VW management is pushing for wage cuts of up to 10% to lower costs in the wake of dwindling revenues. Europe’s biggest carmaker also wants to close three plants to reflect falling demand, especially for its electric vehicles (EVs).

German automaker Volkswagen faces unprecedented crisis

The IG Metall union announced over the weekend that industrial action would get underway Monday with a series of “warning strikes,” which are short walkouts, after the company had last week rejected the union’s proposals for protecting jobs.

VW Group, which owns 10 brands from Audi and Porsche to Skoda and Seat, said in a statement it “respects workers’ rights” and believes in “constructive dialogue” in a bid to reach “a lasting solution that is collectively supported.” It also said that it had taken “measures to guarantee urgent deliveries” during the strike action.

Collective bargaining negotiations are said to resume on December 9th, with the workers rallying in Hanover saying the are supporting the labor union’s calls for the “most massive strike action VW has ever seen.”

Why is Germany’s car industry so important?

The walkouts at VW come as Germany’s all-powerful auto industry is facing a crisis amid declining European demand and tough competition from China. With the Wolfsburg-based auto manufacturer being Germany’s biggest industrial employer, a crisis at VW has nationwide repercussions.

In 2023, nearly 780,000 people were employed in the German automobile industry, according to the German Association of the Automotive Industry, with more than 465,000 jobs supplying parts and equipment to the biggest carmakers, including VW, BMW and Mercedes.

The share of the automobile industry to Germany’s gross domestic product (GDP) is bigger than in any other European country.

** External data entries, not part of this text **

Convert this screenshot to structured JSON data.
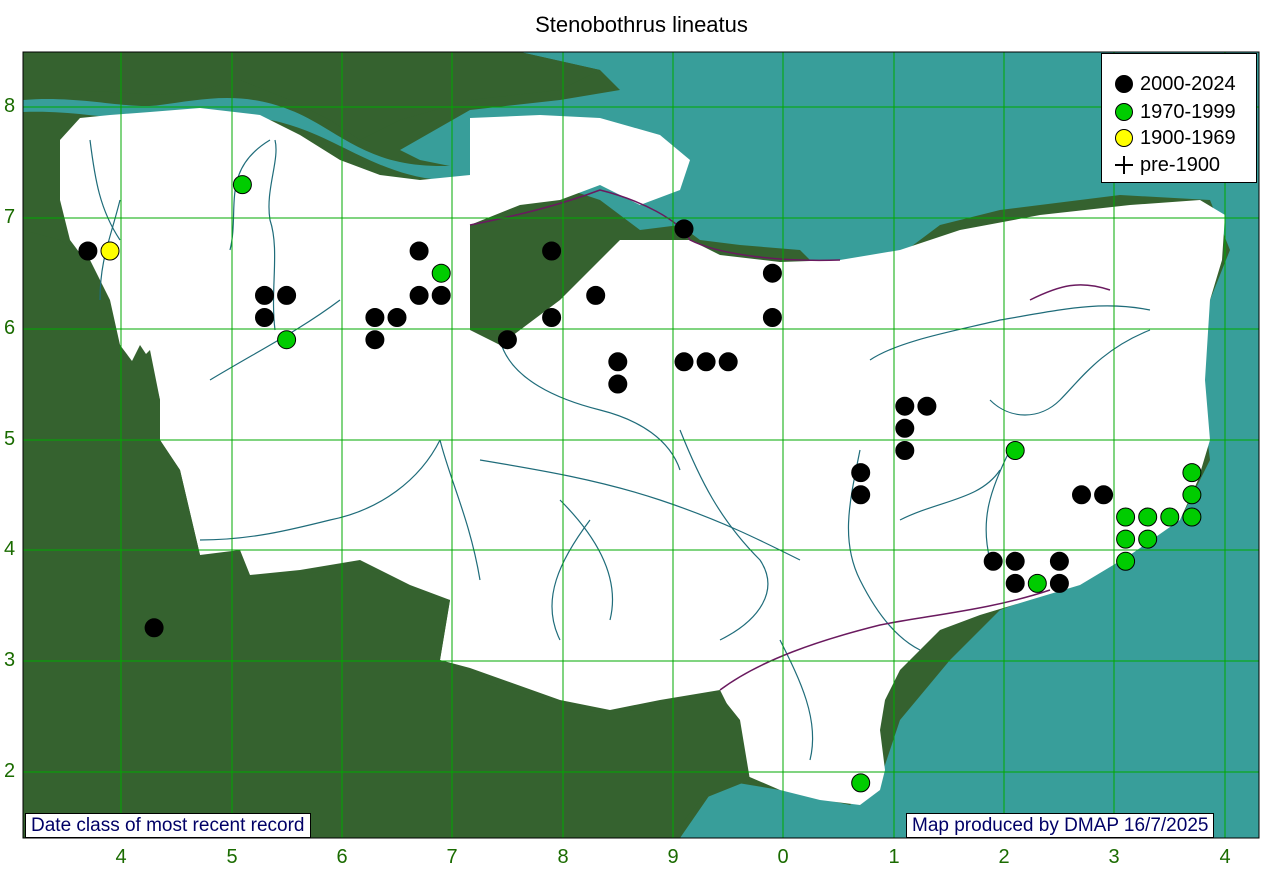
{
  "title": "Stenobothrus lineatus",
  "legend": [
    {
      "label": "2000-2024",
      "symbol": "circle",
      "color": "#000000"
    },
    {
      "label": "1970-1999",
      "symbol": "circle",
      "color": "#00cc00"
    },
    {
      "label": "1900-1969",
      "symbol": "circle",
      "color": "#ffff00"
    },
    {
      "label": "pre-1900",
      "symbol": "cross",
      "color": "#000000"
    }
  ],
  "captions": {
    "left": "Date class of most recent record",
    "right": "Map produced by DMAP 16/7/2025"
  },
  "axes": {
    "x_ticks": [
      "4",
      "5",
      "6",
      "7",
      "8",
      "9",
      "0",
      "1",
      "2",
      "3",
      "4"
    ],
    "y_ticks": [
      "8",
      "7",
      "6",
      "5",
      "4",
      "3",
      "2"
    ]
  },
  "colors": {
    "land_outside": "#35622f",
    "sea": "#389e9a",
    "county": "#ffffff",
    "grid": "#00aa00",
    "rivers": "#1f6c7a",
    "coast_mud": "#6a1a5f"
  },
  "chart_data": {
    "type": "scatter",
    "series": [
      {
        "name": "2000-2024",
        "color": "#000000",
        "points": [
          [
            3.7,
            6.7
          ],
          [
            4.3,
            3.3
          ],
          [
            5.3,
            6.3
          ],
          [
            5.5,
            6.3
          ],
          [
            5.3,
            6.1
          ],
          [
            6.3,
            6.1
          ],
          [
            6.5,
            6.1
          ],
          [
            6.3,
            5.9
          ],
          [
            6.7,
            6.7
          ],
          [
            6.7,
            6.3
          ],
          [
            6.9,
            6.3
          ],
          [
            7.5,
            5.9
          ],
          [
            7.9,
            6.7
          ],
          [
            7.9,
            6.1
          ],
          [
            8.3,
            6.3
          ],
          [
            8.5,
            5.7
          ],
          [
            8.5,
            5.5
          ],
          [
            9.1,
            6.9
          ],
          [
            9.1,
            5.7
          ],
          [
            9.3,
            5.7
          ],
          [
            9.5,
            5.7
          ],
          [
            9.9,
            6.5
          ],
          [
            9.9,
            6.1
          ],
          [
            10.7,
            4.7
          ],
          [
            10.7,
            4.5
          ],
          [
            11.1,
            5.3
          ],
          [
            11.3,
            5.3
          ],
          [
            11.1,
            5.1
          ],
          [
            11.1,
            4.9
          ],
          [
            11.9,
            3.9
          ],
          [
            12.1,
            3.9
          ],
          [
            12.1,
            3.7
          ],
          [
            12.5,
            3.9
          ],
          [
            12.5,
            3.7
          ],
          [
            12.7,
            4.5
          ],
          [
            12.9,
            4.5
          ]
        ]
      },
      {
        "name": "1970-1999",
        "color": "#00cc00",
        "points": [
          [
            5.1,
            7.3
          ],
          [
            5.5,
            5.9
          ],
          [
            6.9,
            6.5
          ],
          [
            10.7,
            1.9
          ],
          [
            12.1,
            4.9
          ],
          [
            12.3,
            3.7
          ],
          [
            13.1,
            4.3
          ],
          [
            13.3,
            4.3
          ],
          [
            13.5,
            4.3
          ],
          [
            13.7,
            4.3
          ],
          [
            13.1,
            4.1
          ],
          [
            13.3,
            4.1
          ],
          [
            13.1,
            3.9
          ],
          [
            13.7,
            4.7
          ],
          [
            13.7,
            4.5
          ]
        ]
      },
      {
        "name": "1900-1969",
        "color": "#ffff00",
        "points": [
          [
            3.9,
            6.7
          ]
        ]
      },
      {
        "name": "pre-1900",
        "color": "#000000",
        "points": []
      }
    ]
  }
}
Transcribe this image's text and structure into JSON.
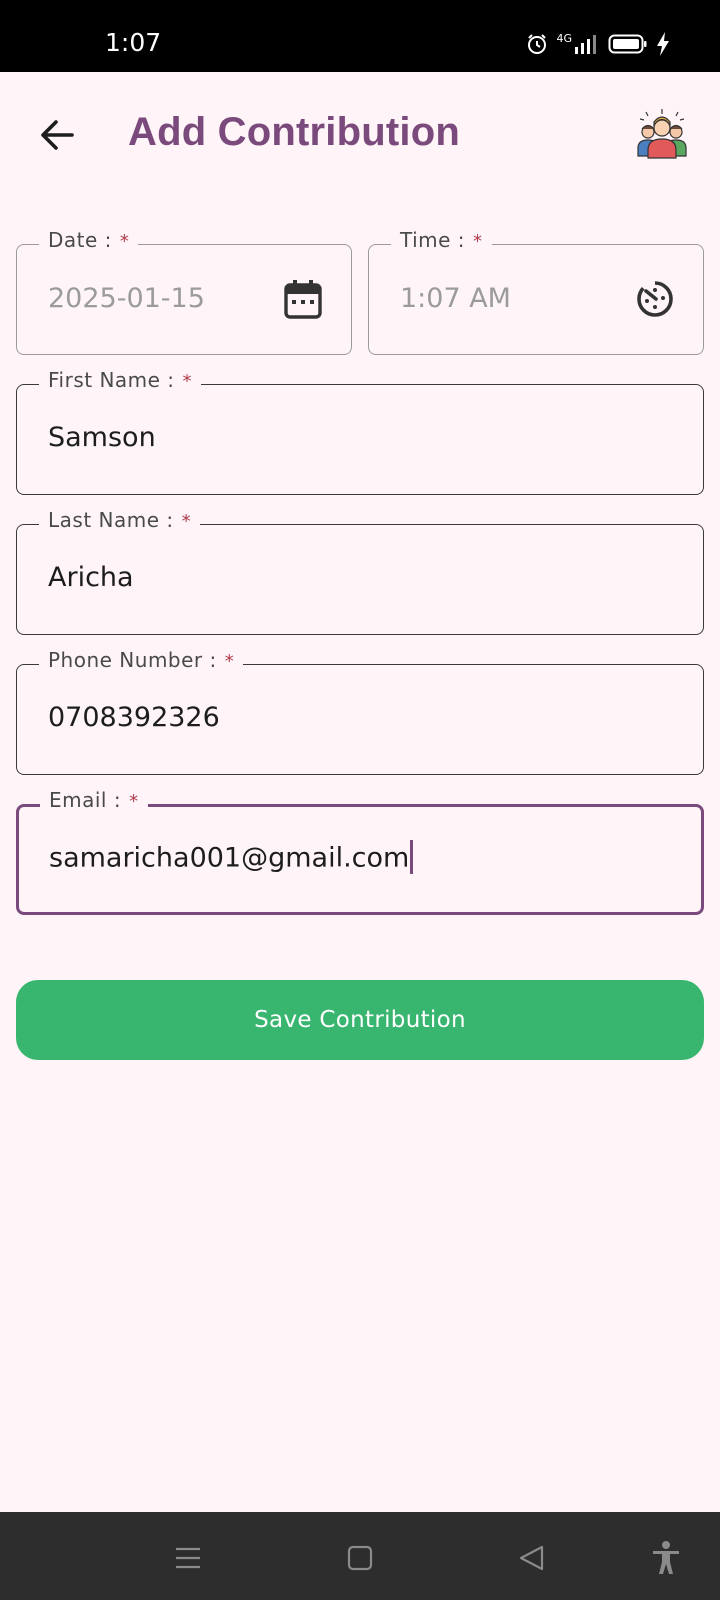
{
  "status_bar": {
    "time": "1:07",
    "network": "4G",
    "icons": [
      "alarm-icon",
      "signal-icon",
      "battery-icon",
      "charging-icon"
    ]
  },
  "app_bar": {
    "title": "Add Contribution",
    "back_icon": "arrow-left-icon",
    "action_icon": "people-group-icon"
  },
  "form": {
    "date": {
      "label": "Date :",
      "required": "*",
      "value": "2025-01-15",
      "icon": "calendar-icon"
    },
    "time": {
      "label": "Time :",
      "required": "*",
      "value": "1:07 AM",
      "icon": "timer-icon"
    },
    "first_name": {
      "label": "First Name :",
      "required": "*",
      "value": "Samson"
    },
    "last_name": {
      "label": "Last Name :",
      "required": "*",
      "value": "Aricha"
    },
    "phone": {
      "label": "Phone Number :",
      "required": "*",
      "value": "0708392326"
    },
    "email": {
      "label": "Email :",
      "required": "*",
      "value": "samaricha001@gmail.com"
    }
  },
  "save_button": {
    "label": "Save Contribution"
  },
  "nav_bar": {
    "icons": [
      "menu-icon",
      "home-square-icon",
      "back-triangle-icon",
      "accessibility-icon"
    ]
  },
  "colors": {
    "background": "#fff5f8",
    "accent": "#7a4a7d",
    "button": "#38b670",
    "required": "#b03a4a"
  }
}
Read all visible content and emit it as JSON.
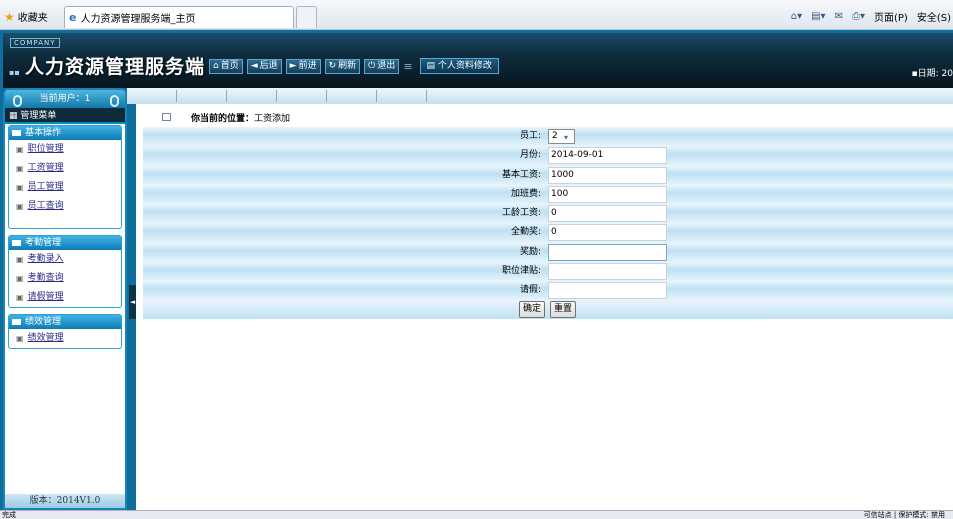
{
  "browser": {
    "favorites": "收藏夹",
    "tab_title": "人力资源管理服务端_主页",
    "tools": {
      "page": "页面(P)",
      "safety": "安全(S)"
    }
  },
  "header": {
    "company": "COMPANY",
    "title": "人力资源管理服务端",
    "nav": [
      "首页",
      "后退",
      "前进",
      "刷新",
      "退出"
    ],
    "profile_button": "个人资料修改",
    "date_label": "日期: 20"
  },
  "sidebar": {
    "current_user": "当前用户：1",
    "menu_title": "管理菜单",
    "groups": [
      {
        "title": "基本操作",
        "items": [
          "职位管理",
          "工资管理",
          "员工管理",
          "员工查询"
        ]
      },
      {
        "title": "考勤管理",
        "items": [
          "考勤录入",
          "考勤查询",
          "请假管理"
        ]
      },
      {
        "title": "绩效管理",
        "items": [
          "绩效管理"
        ]
      }
    ],
    "version": "版本：2014V1.0"
  },
  "location": {
    "prefix": "你当前的位置：",
    "page": "工资添加"
  },
  "form": {
    "fields": [
      {
        "label": "员工:",
        "value": "2",
        "type": "select"
      },
      {
        "label": "月份:",
        "value": "2014-09-01"
      },
      {
        "label": "基本工资:",
        "value": "1000"
      },
      {
        "label": "加班费:",
        "value": "100"
      },
      {
        "label": "工龄工资:",
        "value": "0"
      },
      {
        "label": "全勤奖:",
        "value": "0"
      },
      {
        "label": "奖励:",
        "value": ""
      },
      {
        "label": "职位津贴:",
        "value": ""
      },
      {
        "label": "请假:",
        "value": ""
      }
    ],
    "buttons": {
      "submit": "确定",
      "reset": "重置"
    }
  },
  "status": {
    "left": "完成",
    "right": "可信站点 | 保护模式: 禁用"
  }
}
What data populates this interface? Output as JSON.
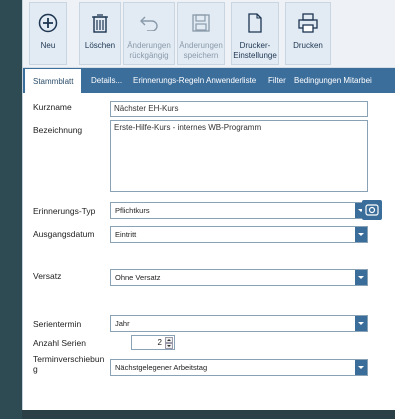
{
  "toolbar": {
    "new_label": "Neu",
    "delete_label": "Löschen",
    "undo_label": "Änderungen rückgängig",
    "save_label": "Änderungen speichern",
    "printer_label": "Drucker-Einstellunge",
    "print_label": "Drucken"
  },
  "tabs": [
    "Stammblatt",
    "Details...",
    "Erinnerungs-Regeln",
    "Anwenderliste",
    "Filter",
    "Bedingungen Mitarbei"
  ],
  "form": {
    "kurzname_label": "Kurzname",
    "kurzname_value": "Nächster EH-Kurs",
    "bezeichnung_label": "Bezeichnung",
    "bezeichnung_value": "Erste-Hilfe-Kurs - internes WB-Programm",
    "erinnerungstyp_label": "Erinnerungs-Typ",
    "erinnerungstyp_value": "Pflichtkurs",
    "ausgangsdatum_label": "Ausgangsdatum",
    "ausgangsdatum_value": "Eintritt",
    "versatz_label": "Versatz",
    "versatz_value": "Ohne Versatz",
    "serientermin_label": "Serientermin",
    "serientermin_value": "Jahr",
    "anzahl_label": "Anzahl Serien",
    "anzahl_value": "2",
    "terminverschiebung_label": "Terminverschiebun g",
    "terminverschiebung_value": "Nächstgelegener Arbeitstag"
  },
  "colors": {
    "accent": "#3c6e9c",
    "background": "#2e4a52"
  }
}
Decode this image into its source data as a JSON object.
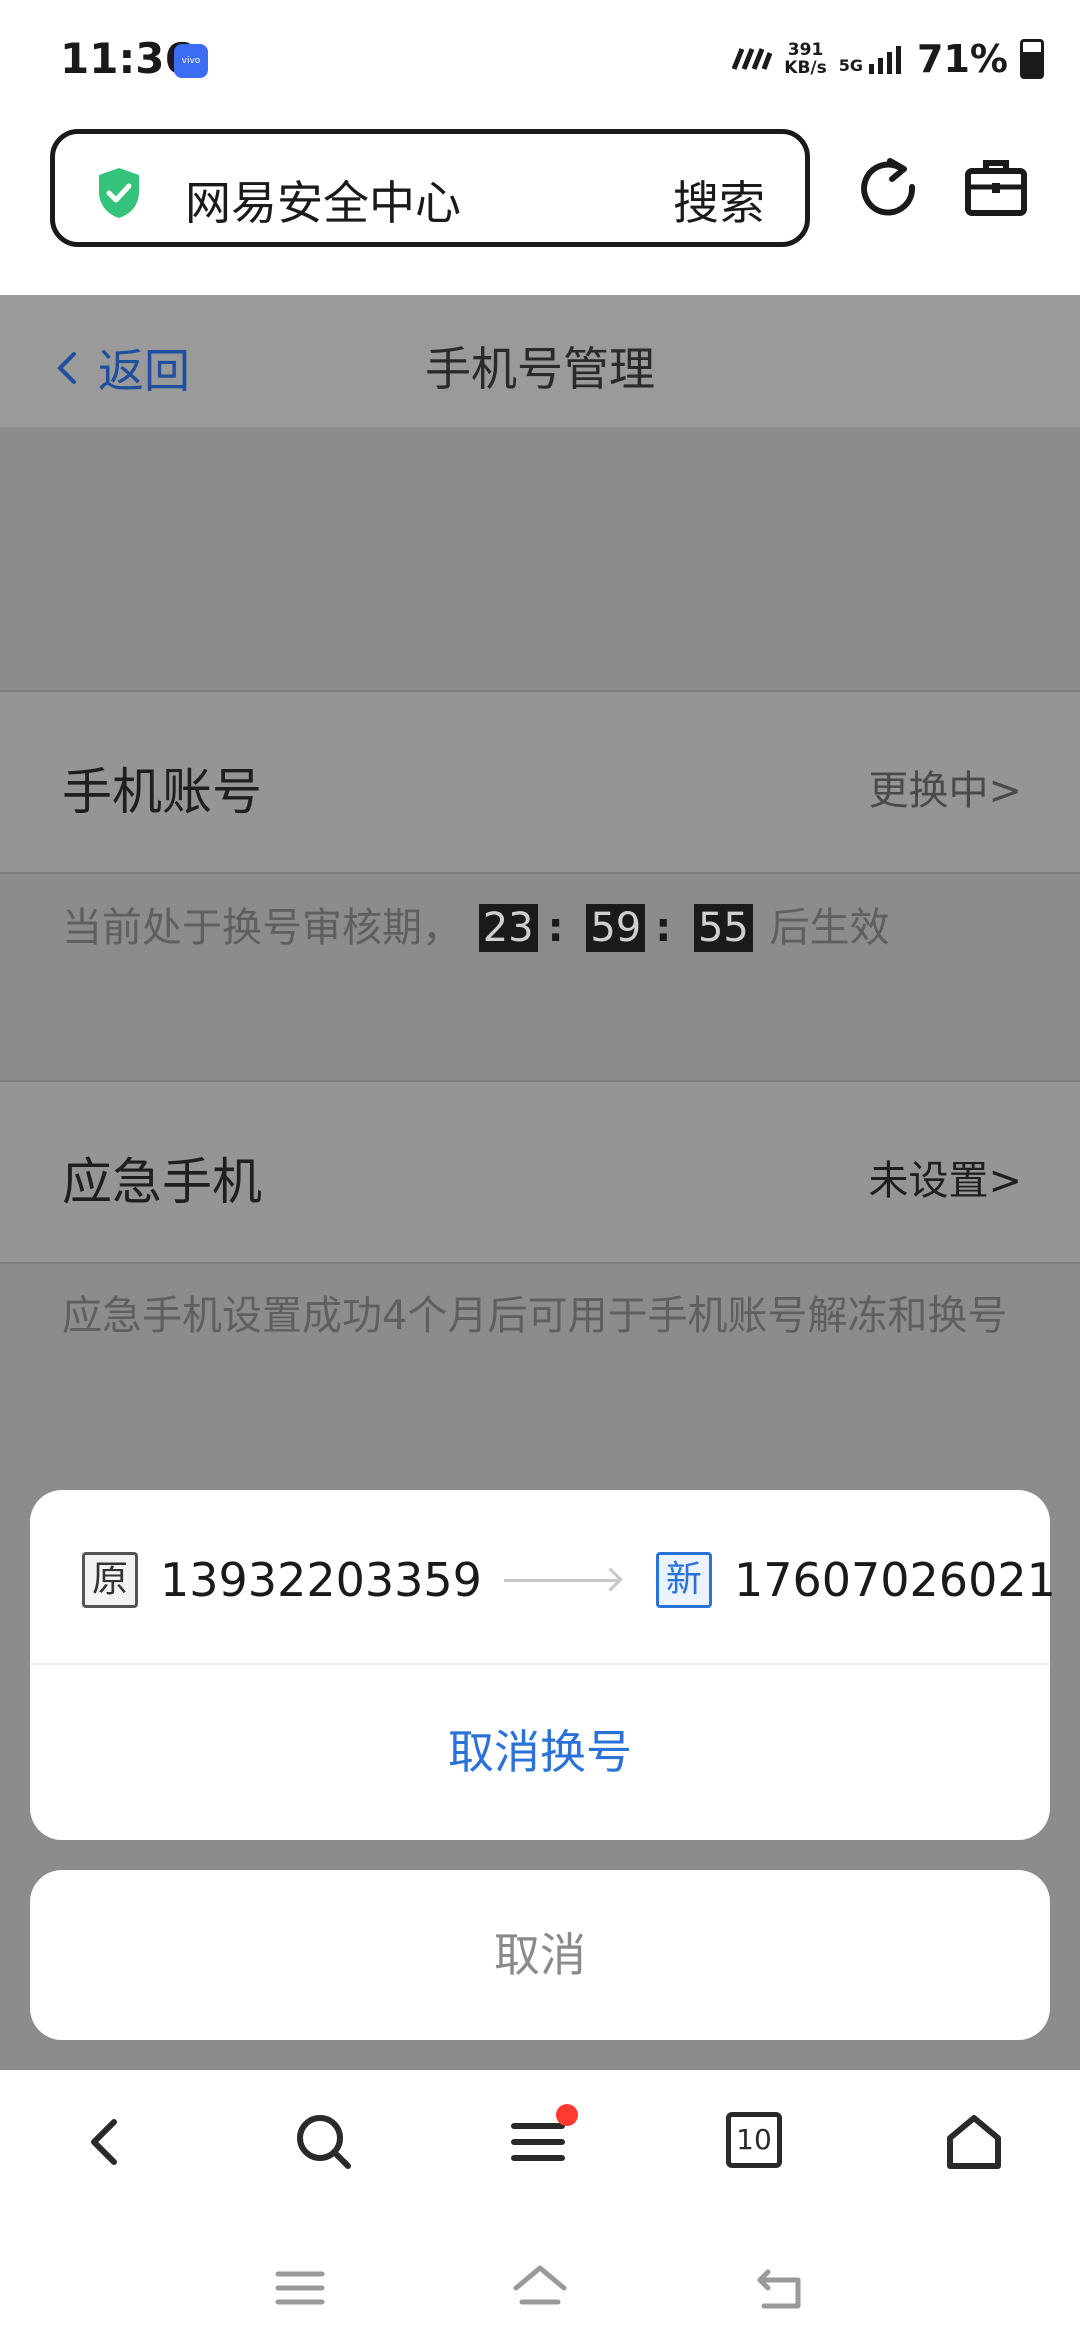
{
  "status_bar": {
    "time": "11:36",
    "brand_badge": "vivo",
    "net_speed_value": "391",
    "net_speed_unit": "KB/s",
    "network": "5G",
    "battery": "71%"
  },
  "browser": {
    "site_title": "网易安全中心",
    "search_label": "搜索",
    "icons": [
      "shield-check-icon",
      "refresh-icon",
      "toolbox-icon"
    ]
  },
  "header": {
    "back_label": "返回",
    "title": "手机号管理"
  },
  "phone_account": {
    "label": "手机账号",
    "status": "更换中>",
    "note_prefix": "当前处于换号审核期，",
    "countdown": [
      "23",
      "59",
      "55"
    ],
    "note_suffix": "后生效"
  },
  "emergency_phone": {
    "label": "应急手机",
    "status": "未设置>",
    "note": "应急手机设置成功4个月后可用于手机账号解冻和换号"
  },
  "sheet": {
    "old_tag": "原",
    "old_number": "13932203359",
    "new_tag": "新",
    "new_number": "17607026021",
    "action_label": "取消换号",
    "cancel_label": "取消"
  },
  "bottom_nav": {
    "tabs_count": "10",
    "icons": [
      "back-icon",
      "search-icon",
      "menu-icon",
      "tabs-icon",
      "home-icon"
    ]
  },
  "colors": {
    "accent_blue": "#2a72d8",
    "link_blue": "#1d4f9e",
    "shield_green": "#35c27a",
    "notification_red": "#ff3b30"
  }
}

Labor unions are planning to expand the current limited strikes to full-scale strikes in January 2025Image: Sina Schuldt/dpa/picture alliance

The slowdown in German auto production, meanwhile, has reached manufacturers beyond VW. Premium carmaker Mercedes, for example, is planning to cut costs of several billion euros. Tire maker Continental will be laying off 7,150 workers worldwide, and electronic-parts supplier Bosch plans to cut up to 5,550 jobs.

US auto giant Ford  also announced it would reduce its workforce in Germany by 2,900 workers, while 14,000 jobs are at risk at supplier ZF, and 4,700 at Schaeffler Group, another important auto-industry supplier.